Fim de isenção da cesta básica renderá mais R$ 24 a inscrito no Bolsa Família


O Ministério da Economia divulgou, nesta segunda-feira, detalhes da proposta de reforma tributária do governo federal, que será encaminhada ao Congresso em 2020. A economia que será gerada com o fim da isenção de impostos para produtos que compõem a cesta básica permitirá que cada família inscrita no Bolsa Família receba, em média, R$ 24,10 extras. Atualmente, o valor médio pago por benefício é de cerca de R$ 189.


O resultado seria a retirada de 1,25 milhão de pessoas (de um total de 7,5 milhões de pessoas), da condição de extrema pobreza no país, diz o ministério. O fim da isenção para a cesta básica será uma das etapas da reforma tributária.


Um estudo da Economia aponta que grande parte dos valores “são apropriados por pessoas de alta renda, que consomem mais produtos da cesta básica que os pobres, em termos absolutos”. Por isso, a proposta é destinar os recursos diretamente para pessoas de baixa renda.


“Não há desperdício de recursos com quem não precisa. E a entrega de dinheiro garante que as pessoas são beneficiadas pela isenção, o que não se pode garantir quando o benefício é dados aos produtos”, disse, em nota, a assessora especial do ministro Paulo Guedes, Vanessa Canado. Hoje, 13,8 milhões de famílias estão inscritas no Bolsa Família.


O plano do governo é dividir a reforma tributária em etapas e enviar os textos para uma comissão mista do Congresso, formada por deputados e senadores.



Alíquota de 11% a 12%

A primeira fase da proposta deve ser enviada ao Legislativo no começo de 2020 e trata da tributação sobre consumo. O governo irá propor a criação da Contribuição sobre Bens e Serviços (CBS), tributo nos moldes de um Imposto sobre Valor Agregado (IVA), não cumulativo e cobrado no destino. Hoje, a soma das alíquotas de PIS e Cofins nesse modelo é de 9,25%.


O CBS fundirá o PIS e a Cofins com alíquota entre 11% e 12%. Os setores de saúde, educação e transportes poderão ter isenção total ou parcial, diz o governo. “São setores socialmente sensíveis, que poderão receber tratamento específico”, disse Vanessa.

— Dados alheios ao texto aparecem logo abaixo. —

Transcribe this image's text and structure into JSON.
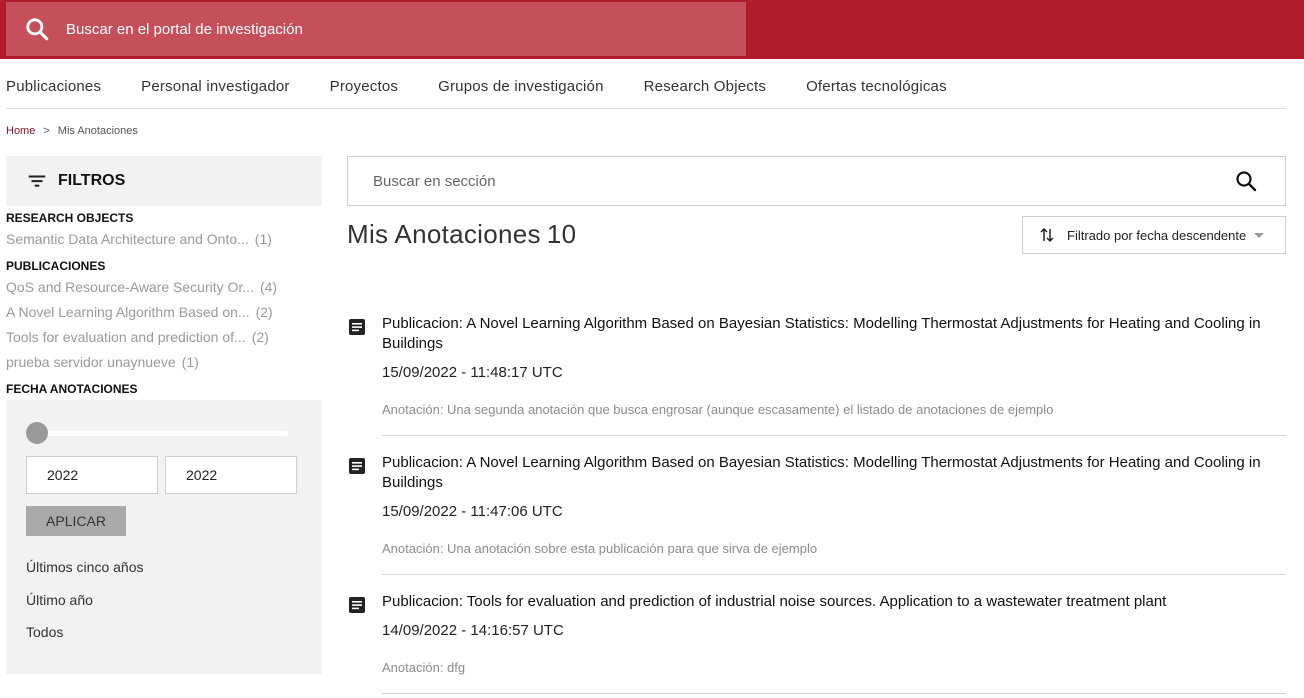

A etapa seguinte muda o Imposto sobre Produtos Industrializados (IPI). Ele será transformado em tributo seletivo, incidindo sobre bens específicos. Produtos como cigarros e bebidas alcoólicas poderão ter sua taxação elevada.



Lucros e dividendos

Em outra fase da reforma, o governo irá propor a tributação de lucros e dividendos distribuídos aos acionistas das empresas, que hoje são isentos. Para o Imposto de Renda da Pessoa Física, o governo irá propor uma nova alíquota para os mais ricos.


Já para as empresas, o governo quer ainda a desoneração da folha de pagamento, mas para isso será preciso encontrar uma compensação. A ideia inicial era compensar com uma nova CPMF, tributo já descartado pelo governo.


O governo também quer reduzir, gradualmente, o IR e a Contribuição Social sobre o Lucro Líquido das empresas, que hoje somam 34%. Além da revisão de isenções fiscais. A nota da Economia desta que o objetivo da reforma é aumentar a competitividade do país sem perder arrecadação, e simplificar e equalizar o tratamento dado aos contribuintes.


“As alterações propostas na reforma tributária são fundamentais para que o país avance em termos distributivos”, afirma Vanessa.